Recently a number of things have come to light together, the combination of which is remarkable.
- The System Volume Information folder, on very many slow Windows machines, has a lot of junk files within, files that serve no purpose. These are called “orphan shadows”.
- Orphan shadows occur when the RAID or other drive capability of a Windows machine, cannot keep up with demands on the Volume Shadow Services (VSS) subsystem of Windows, and/or has to abandon an effort in midstream. VSS is used by a huge variety of Windows and application operations.
- The best-understood examples of events causing orphan shadows, are hard poweroffs in the middle of many different operations large and small. Another is when block-level backups fail.
- Other examples are simultaneous heavy demands which are too high for the RAID or drive capability. For instance, if demands on RAID are already fairly high, a large database request happening at the same moment as the incremental for a backup will cause one or both to fail, and will create orphan shadow(s) for one or both.
- As orphan shadows build up, they take more and more space in System Volume Information, and when SVI has more than 20 gigabytes or so of these things, all VSS operations get slower and slower, presumably because the VSS system has to choose to bypass all of the orphans over and over again.
- SVI has been seen to rise to hundreds of gigabytes, sometimes taking hours to clear.

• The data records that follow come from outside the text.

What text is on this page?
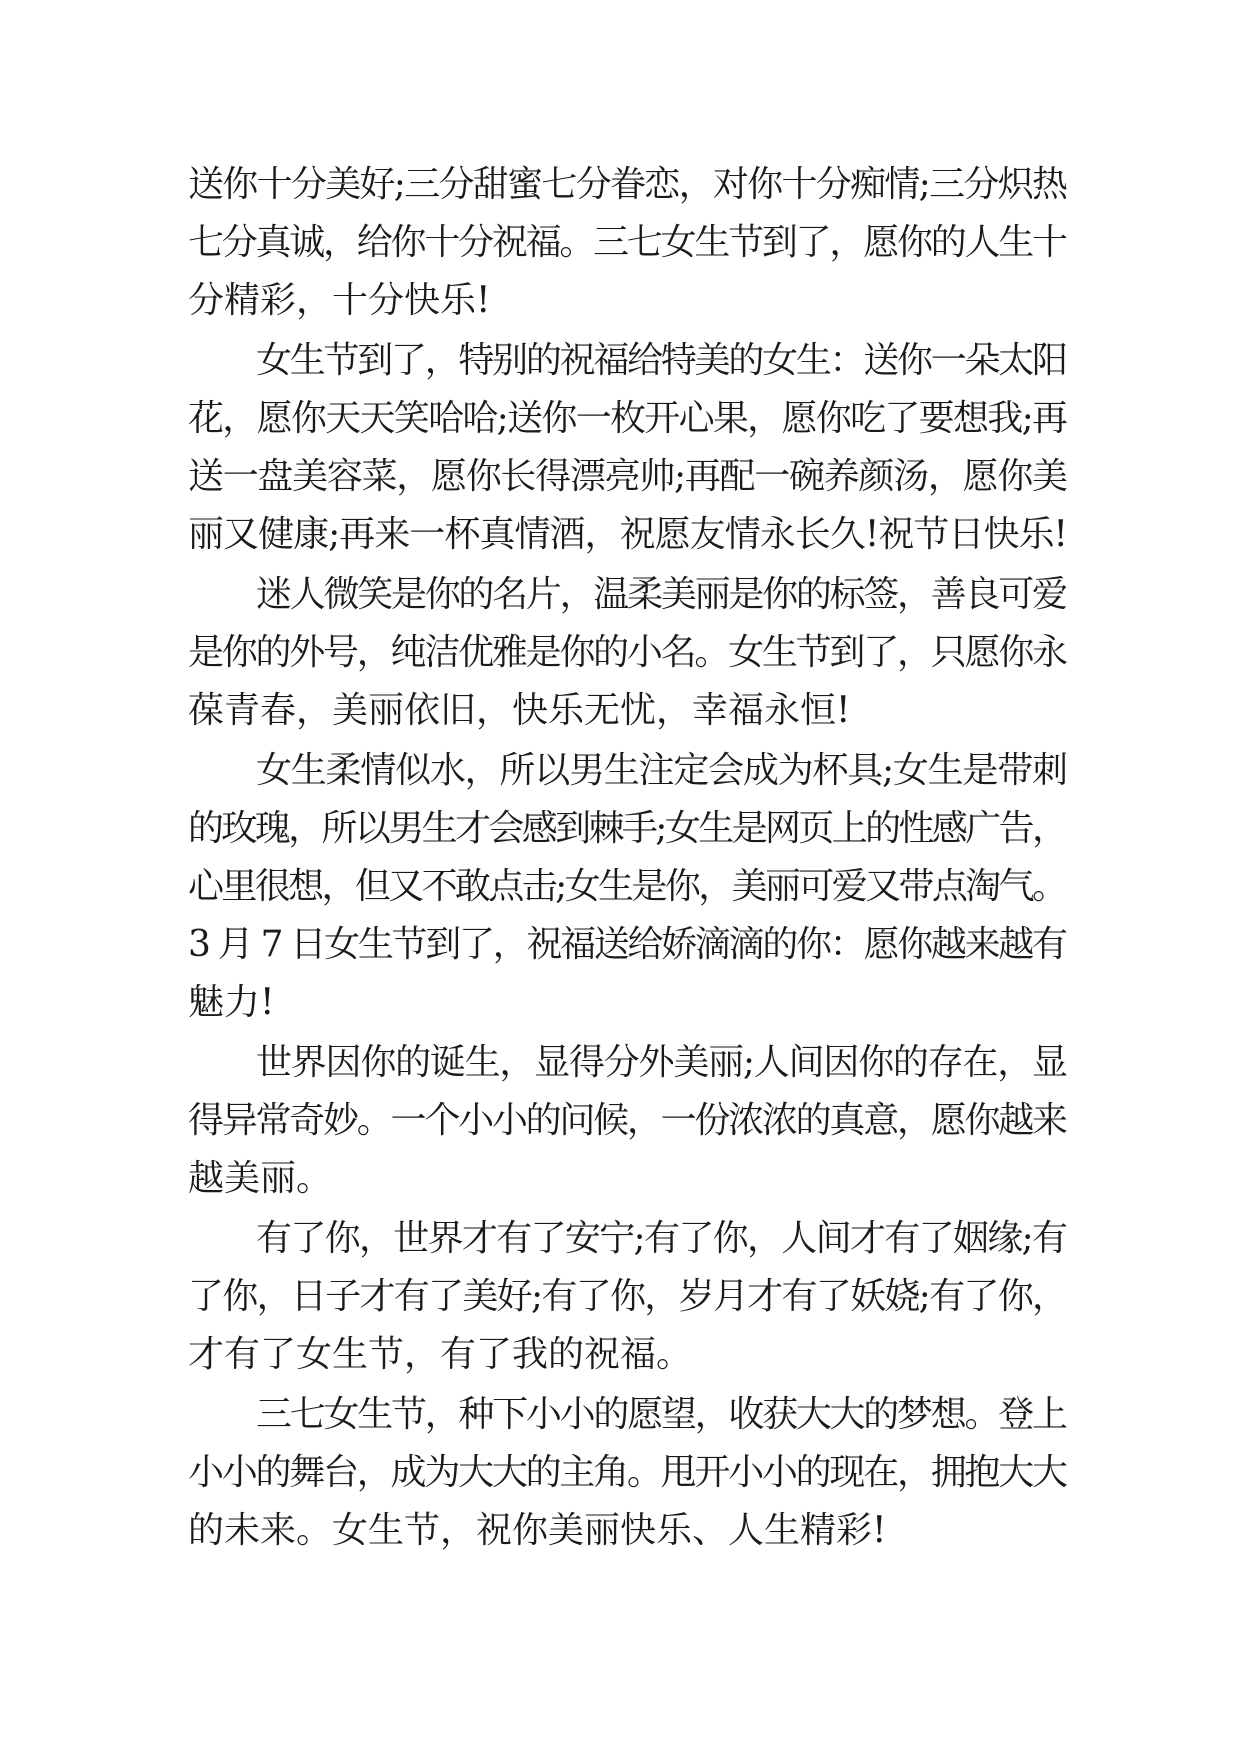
送你十分美好;三分甜蜜七分眷恋，对你十分痴情;三分炽热
七分真诚，给你十分祝福。三七女生节到了，愿你的人生十
分精彩，十分快乐!
女生节到了，特别的祝福给特美的女生：送你一朵太阳
花，愿你天天笑哈哈;送你一枚开心果，愿你吃了要想我;再
送一盘美容菜，愿你长得漂亮帅;再配一碗养颜汤，愿你美
丽又健康;再来一杯真情酒，祝愿友情永长久!祝节日快乐!
迷人微笑是你的名片，温柔美丽是你的标签，善良可爱
是你的外号，纯洁优雅是你的小名。女生节到了，只愿你永
葆青春，美丽依旧，快乐无忧，幸福永恒!
女生柔情似水，所以男生注定会成为杯具;女生是带刺
的玫瑰，所以男生才会感到棘手;女生是网页上的性感广告，
心里很想，但又不敢点击;女生是你，美丽可爱又带点淘气。
3 月 7 日女生节到了，祝福送给娇滴滴的你：愿你越来越有
魅力!
世界因你的诞生，显得分外美丽;人间因你的存在，显
得异常奇妙。一个小小的问候，一份浓浓的真意，愿你越来
越美丽。
有了你，世界才有了安宁;有了你，人间才有了姻缘;有
了你，日子才有了美好;有了你，岁月才有了妖娆;有了你，
才有了女生节，有了我的祝福。
三七女生节，种下小小的愿望，收获大大的梦想。登上
小小的舞台，成为大大的主角。甩开小小的现在，拥抱大大
的未来。女生节，祝你美丽快乐、人生精彩!
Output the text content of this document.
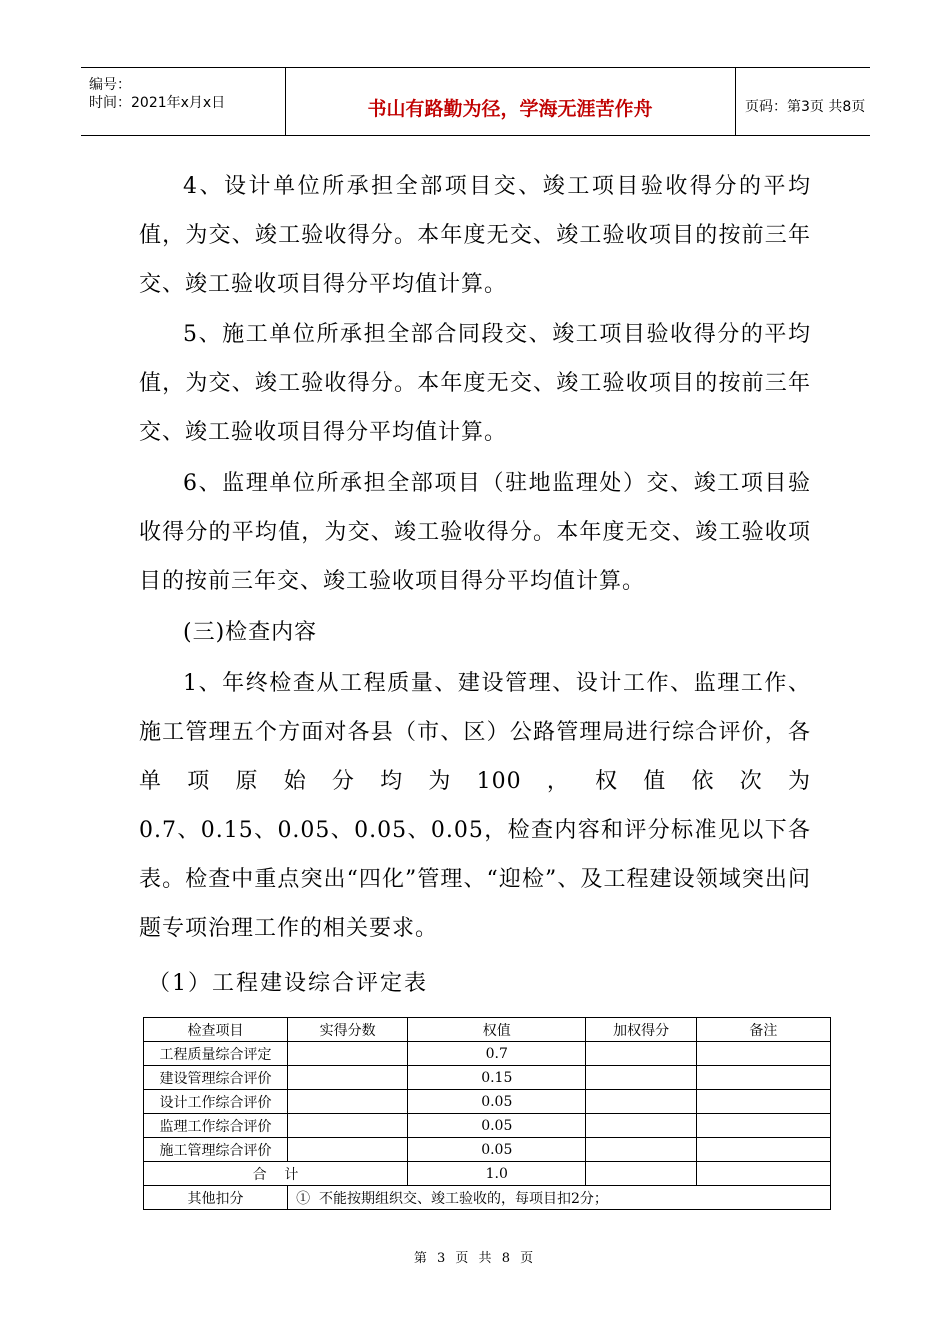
编号：
时间：2021年x月x日	书山有路勤为径，学海无涯苦作舟	页码：第3页 共8页

4、设计单位所承担全部项目交、竣工项目验收得分的平均值，为交、竣工验收得分。本年度无交、竣工验收项目的按前三年交、竣工验收项目得分平均值计算。

5、施工单位所承担全部合同段交、竣工项目验收得分的平均值，为交、竣工验收得分。本年度无交、竣工验收项目的按前三年交、竣工验收项目得分平均值计算。

6、监理单位所承担全部项目（驻地监理处）交、竣工项目验收得分的平均值，为交、竣工验收得分。本年度无交、竣工验收项目的按前三年交、竣工验收项目得分平均值计算。

(三)检查内容

1、年终检查从工程质量、建设管理、设计工作、监理工作、施工管理五个方面对各县（市、区）公路管理局进行综合评价，各单项原始分均为100，权值依次为

0.7、0.15、0.05、0.05、0.05，检查内容和评分标准见以下各表。检查中重点突出“四化”管理、“迎检”、及工程建设领域突出问题专项治理工作的相关要求。

（1）工程建设综合评定表
检查项目	实得分数	权值	加权得分	备注
工程质量综合评定		0.7		
建设管理综合评价		0.15		
设计工作综合评价		0.05		
监理工作综合评价		0.05		
施工管理综合评价		0.05		
合    计		1.0		
其他扣分	①  不能按期组织交、竣工验收的，每项目扣2分；			
第 3 页 共 8 页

The short-term step, to get things working, is to clear SVI. On a client OS, this is done thus:
vssadmin delete shadows /all
On a server OS, we do the above, and then we also run
diskshadow, and within that little environment, we do:
delete shadows all
Alternatively, we can replace all of the above steps with:
wmic shadowcopy delete /nointeractive
One situation has been seen thus far, where the above two do not do the job, where SVI remains huge. No standard solution has been identified for this as of yet. Up until now, the symptoms have been clear and obvious, but causality a lot more mysterious, and we have often alleviated the situation via removal of OEMware, BIOS, firmware, and driver updates, and use of tweaking tools. On a server, one can remove Windows Defender:
and this helps a lot (solved one big problem so far) on server, but not on a client OS, Microsoft doesn’t allow it. Also, methods to disable bits of Windows Defender on client OS have been disallowed increasingly, as build upgrades have been given.
One step which has helped is to
CHKDSK /F the volumes and reboot, and then try the standard cleanout steps again.
Just today, some VSS tweaks have manifest:
HKEY_LOCAL_MACHINE\System\CurrentControlSet\Services\VSS\Settings DWORD MaxShadowCopies
HKEY_LOCAL_MACHINE\System\CurrentControlSet\Services\VolSnap DWORD MinDiffAreaFileSize
but it will be a while of testing before any confidence is available as to how to use these to help. Thus far, MaxShadowCopies of 8 and MinDiffAreaFileSize of 128 seems to be helping.